Despite the limits placed on the scope of the application of S.124A in the Kedar Nath case, accusations and trials under sedition law have only increased significantly over the years. People from diverse backgrounds have been charged under this section. Criticism of government, policies, politicians, and dissent that can be said to be the pillars of a healthy democracy, have been often treated as sedition by the police under political pressure and thus endangering the very idea of a healthy and inclusive democracy. Even if the convictions are rare in such cases, a mere accusation and arrest can cause so much harm to the prestige, honor, and dignity of an individual who is immediately labeled as anti-national through the media trial and by the propaganda of right-wing fanatics.

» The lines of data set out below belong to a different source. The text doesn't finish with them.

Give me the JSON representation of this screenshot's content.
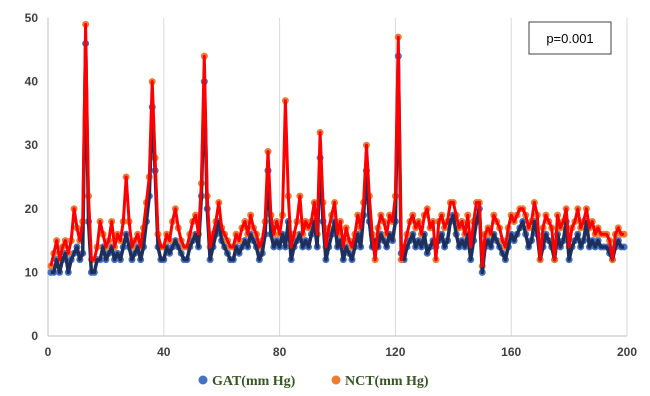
{
  "chart_data": {
    "type": "scatter",
    "annotation": "p=0.001",
    "xlim": [
      0,
      200
    ],
    "ylim": [
      0,
      50
    ],
    "x_ticks": [
      "0",
      "40",
      "80",
      "120",
      "160",
      "200"
    ],
    "y_ticks": [
      "0",
      "10",
      "20",
      "30",
      "40",
      "50"
    ],
    "grid": "vertical",
    "legend_position": "bottom",
    "series": [
      {
        "name": "GAT(mm Hg)",
        "marker_color": "#4472c4",
        "line_color": "#1f2f5c",
        "x": [
          1,
          2,
          3,
          4,
          5,
          6,
          7,
          8,
          9,
          10,
          11,
          12,
          13,
          14,
          15,
          16,
          17,
          18,
          19,
          20,
          21,
          22,
          23,
          24,
          25,
          26,
          27,
          28,
          29,
          30,
          31,
          32,
          33,
          34,
          35,
          36,
          37,
          38,
          39,
          40,
          41,
          42,
          43,
          44,
          45,
          46,
          47,
          48,
          49,
          50,
          51,
          52,
          53,
          54,
          55,
          56,
          57,
          58,
          59,
          60,
          61,
          62,
          63,
          64,
          65,
          66,
          67,
          68,
          69,
          70,
          71,
          72,
          73,
          74,
          75,
          76,
          77,
          78,
          79,
          80,
          81,
          82,
          83,
          84,
          85,
          86,
          87,
          88,
          89,
          90,
          91,
          92,
          93,
          94,
          95,
          96,
          97,
          98,
          99,
          100,
          101,
          102,
          103,
          104,
          105,
          106,
          107,
          108,
          109,
          110,
          111,
          112,
          113,
          114,
          115,
          116,
          117,
          118,
          119,
          120,
          121,
          122,
          123,
          124,
          125,
          126,
          127,
          128,
          129,
          130,
          131,
          132,
          133,
          134,
          135,
          136,
          137,
          138,
          139,
          140,
          141,
          142,
          143,
          144,
          145,
          146,
          147,
          148,
          149,
          150,
          151,
          152,
          153,
          154,
          155,
          156,
          157,
          158,
          159,
          160,
          161,
          162,
          163,
          164,
          165,
          166,
          167,
          168,
          169,
          170,
          171,
          172,
          173,
          174,
          175,
          176,
          177,
          178,
          179,
          180,
          181,
          182,
          183,
          184,
          185,
          186,
          187,
          188,
          189,
          190,
          191,
          192,
          193,
          194,
          195,
          196,
          197,
          198,
          199
        ],
        "y": [
          10,
          10,
          12,
          10,
          12,
          13,
          10,
          12,
          13,
          14,
          12,
          13,
          46,
          18,
          10,
          10,
          12,
          12,
          14,
          12,
          13,
          14,
          12,
          13,
          12,
          14,
          16,
          14,
          12,
          13,
          14,
          12,
          14,
          18,
          22,
          36,
          26,
          14,
          12,
          12,
          14,
          13,
          14,
          15,
          14,
          13,
          12,
          12,
          14,
          15,
          16,
          14,
          22,
          40,
          20,
          12,
          14,
          16,
          18,
          15,
          14,
          13,
          12,
          12,
          14,
          13,
          14,
          15,
          14,
          16,
          15,
          14,
          12,
          13,
          16,
          26,
          16,
          14,
          15,
          14,
          16,
          14,
          18,
          12,
          14,
          15,
          16,
          14,
          15,
          14,
          16,
          18,
          14,
          28,
          18,
          12,
          14,
          16,
          18,
          14,
          15,
          12,
          14,
          13,
          12,
          14,
          16,
          14,
          19,
          26,
          18,
          14,
          15,
          14,
          16,
          15,
          14,
          16,
          15,
          18,
          44,
          13,
          12,
          14,
          15,
          16,
          14,
          15,
          14,
          16,
          13,
          14,
          15,
          14,
          15,
          16,
          14,
          15,
          18,
          19,
          16,
          14,
          15,
          14,
          16,
          12,
          15,
          18,
          20,
          10,
          14,
          15,
          14,
          16,
          15,
          14,
          13,
          12,
          14,
          16,
          15,
          16,
          17,
          18,
          16,
          14,
          15,
          18,
          16,
          12,
          14,
          16,
          15,
          14,
          12,
          16,
          14,
          15,
          18,
          12,
          14,
          15,
          16,
          14,
          15,
          18,
          14,
          15,
          14,
          15,
          14,
          14,
          14,
          13,
          12,
          14,
          15,
          14,
          14
        ]
      },
      {
        "name": "NCT(mm Hg)",
        "marker_color": "#ed7d31",
        "line_color": "#ff0000",
        "x": [
          1,
          2,
          3,
          4,
          5,
          6,
          7,
          8,
          9,
          10,
          11,
          12,
          13,
          14,
          15,
          16,
          17,
          18,
          19,
          20,
          21,
          22,
          23,
          24,
          25,
          26,
          27,
          28,
          29,
          30,
          31,
          32,
          33,
          34,
          35,
          36,
          37,
          38,
          39,
          40,
          41,
          42,
          43,
          44,
          45,
          46,
          47,
          48,
          49,
          50,
          51,
          52,
          53,
          54,
          55,
          56,
          57,
          58,
          59,
          60,
          61,
          62,
          63,
          64,
          65,
          66,
          67,
          68,
          69,
          70,
          71,
          72,
          73,
          74,
          75,
          76,
          77,
          78,
          79,
          80,
          81,
          82,
          83,
          84,
          85,
          86,
          87,
          88,
          89,
          90,
          91,
          92,
          93,
          94,
          95,
          96,
          97,
          98,
          99,
          100,
          101,
          102,
          103,
          104,
          105,
          106,
          107,
          108,
          109,
          110,
          111,
          112,
          113,
          114,
          115,
          116,
          117,
          118,
          119,
          120,
          121,
          122,
          123,
          124,
          125,
          126,
          127,
          128,
          129,
          130,
          131,
          132,
          133,
          134,
          135,
          136,
          137,
          138,
          139,
          140,
          141,
          142,
          143,
          144,
          145,
          146,
          147,
          148,
          149,
          150,
          151,
          152,
          153,
          154,
          155,
          156,
          157,
          158,
          159,
          160,
          161,
          162,
          163,
          164,
          165,
          166,
          167,
          168,
          169,
          170,
          171,
          172,
          173,
          174,
          175,
          176,
          177,
          178,
          179,
          180,
          181,
          182,
          183,
          184,
          185,
          186,
          187,
          188,
          189,
          190,
          191,
          192,
          193,
          194,
          195,
          196,
          197,
          198,
          199
        ],
        "y": [
          11,
          13,
          15,
          12,
          14,
          15,
          13,
          15,
          20,
          17,
          15,
          18,
          49,
          22,
          12,
          12,
          14,
          18,
          16,
          14,
          15,
          18,
          14,
          16,
          15,
          18,
          25,
          18,
          14,
          15,
          16,
          14,
          17,
          21,
          25,
          40,
          28,
          16,
          14,
          14,
          16,
          15,
          18,
          20,
          17,
          15,
          14,
          14,
          16,
          18,
          19,
          16,
          24,
          44,
          22,
          14,
          16,
          18,
          21,
          17,
          16,
          15,
          14,
          14,
          16,
          15,
          17,
          18,
          16,
          19,
          17,
          16,
          14,
          15,
          18,
          29,
          19,
          16,
          18,
          16,
          19,
          37,
          22,
          14,
          16,
          18,
          22,
          16,
          18,
          17,
          18,
          21,
          16,
          32,
          21,
          14,
          17,
          19,
          21,
          16,
          18,
          14,
          17,
          15,
          14,
          16,
          19,
          17,
          21,
          30,
          22,
          16,
          12,
          17,
          19,
          18,
          16,
          19,
          18,
          22,
          47,
          12,
          14,
          16,
          18,
          19,
          17,
          18,
          16,
          19,
          20,
          17,
          18,
          12,
          18,
          19,
          17,
          18,
          21,
          21,
          19,
          17,
          18,
          16,
          19,
          14,
          18,
          21,
          21,
          11,
          16,
          17,
          16,
          19,
          18,
          17,
          15,
          14,
          17,
          19,
          18,
          19,
          20,
          20,
          19,
          17,
          18,
          21,
          19,
          12,
          17,
          19,
          18,
          17,
          12,
          19,
          17,
          18,
          20,
          14,
          17,
          18,
          20,
          17,
          18,
          20,
          17,
          18,
          16,
          17,
          16,
          16,
          16,
          15,
          12,
          16,
          17,
          16,
          16
        ]
      }
    ]
  }
}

Writing on this issue, Justice AP Shah said that, “A parochial, selfish, narrow-minded nationalism has caused so much misfortune and misery to the world. A mad and exaggerated form of this cult of nationalism is today running rampant.”
As Gandhi said affection towards any authority can be cultivated only through mutual consent and respect and not by fear or force. Also, disaffection towards a government, in and of itself does not necessarily imply disaffection towards one’s nation and people. It is unfortunate that even after India became independent, this draconian law has not only survived in the statutes books but also thrived through frequent misuse. It is high time the government must review it through amendment or repeal it altogether. And given its historicity of rampant misuse, it would not be unwise to call upon the honorable Supreme Court to reconsider its decision in the Kedar Nath. Last, but not least we also must give a serious thought if our republic is so fragile that its integrity is threatened by mere sloganeering and speeches. Concerned authorities must cultivate affection towards the nation by building confidence, by using reason and through public works and not through fear and force.